Berbekal evaluasi dan perbaikan metode penanaman yang komprehensif, sebanyak 7000 bibit awal yang ditanam pada tahun 2025 berhasil mengalami kenaikan sebesar 95,90% bibit yang berhasil tumbuh. Capaian ini menjadi fondasi bagi PT Cotrans Asia untuk terus memperkuat kontribusinya dalam pelestarian ekosistem pesisir melalui program yang adaptif, kolaboratif, dan berorientasi pada keberlanjutan.
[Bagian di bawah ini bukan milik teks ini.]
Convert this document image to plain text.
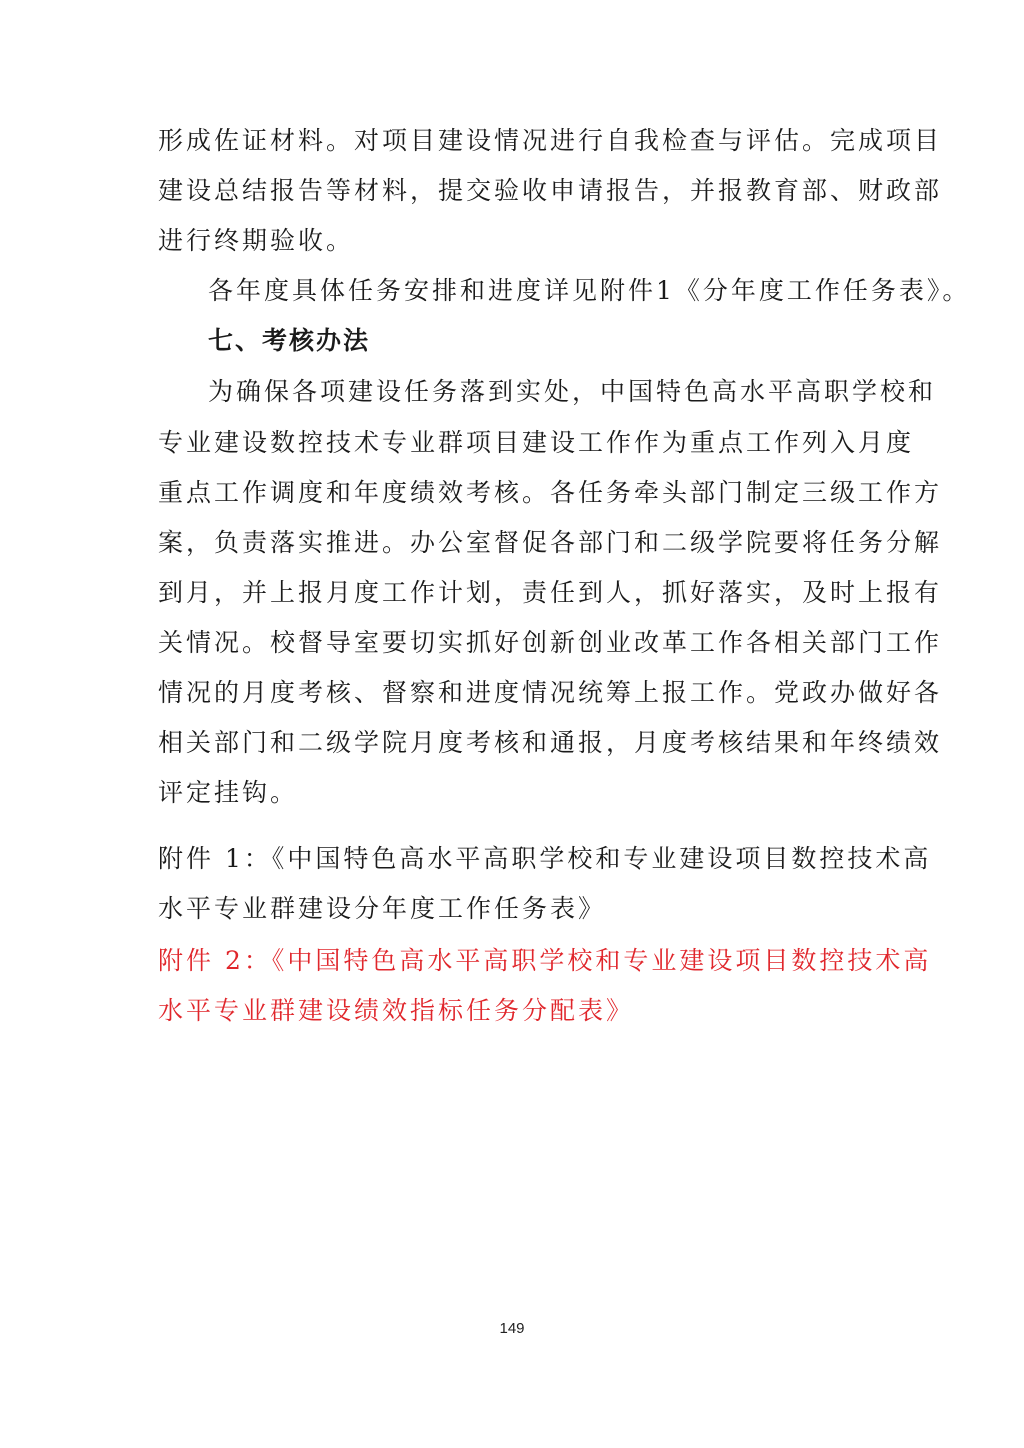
形成佐证材料。对项目建设情况进行自我检查与评估。完成项目
建设总结报告等材料，提交验收申请报告，并报教育部、财政部
进行终期验收。
各年度具体任务安排和进度详见附件1《分年度工作任务表》。
七、考核办法
为确保各项建设任务落到实处，中国特色高水平高职学校和
专业建设数控技术专业群项目建设工作作为重点工作列入月度
重点工作调度和年度绩效考核。各任务牵头部门制定三级工作方
案，负责落实推进。办公室督促各部门和二级学院要将任务分解
到月，并上报月度工作计划，责任到人，抓好落实，及时上报有
关情况。校督导室要切实抓好创新创业改革工作各相关部门工作
情况的月度考核、督察和进度情况统筹上报工作。党政办做好各
相关部门和二级学院月度考核和通报，月度考核结果和年终绩效
评定挂钩。
附件 1：《中国特色高水平高职学校和专业建设项目数控技术高
水平专业群建设分年度工作任务表》
附件 2：《中国特色高水平高职学校和专业建设项目数控技术高
水平专业群建设绩效指标任务分配表》
149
Direktur Utama PT Cotrans Asia, Surya Aribowo, menyampaikan bahwa Cotrans Asia Mangrove Program (CAMP) menjadi salah satu program strategis Perseroan dalam mengintegrasikan kegiatan operasional dengan komitmen terhadap keberlanjutan lingkungan. Selain itu, keberhasilan program ini tidak terlepas dari kolaborasi dengan berbagai pemangku kepentingan, mulai dari pemerintah daerah, masyarakat setempat, hingga mitra perusahaan menciptakan sinergi dalam menjaga dan memulihkan kawasan pesisir. Kolaborasi tersebut menjadi faktor penting dalam memastikan manfaat program dapat dirasakan secara berkelanjutan, baik bagi lingkungan maupun masyarakat sekitar.
Melalui CAMP 2026, Interport terus memperkuat perannya sebagai perusahaan logistik dan kepelabuhanan yang mengintegrasikan aspek lingkungan ke dalam perjalanan bisnisnya, sejalan dengan visi perusahaan dalam menciptakan nilai berkelanjutan bagi seluruh pemangku kepentingan.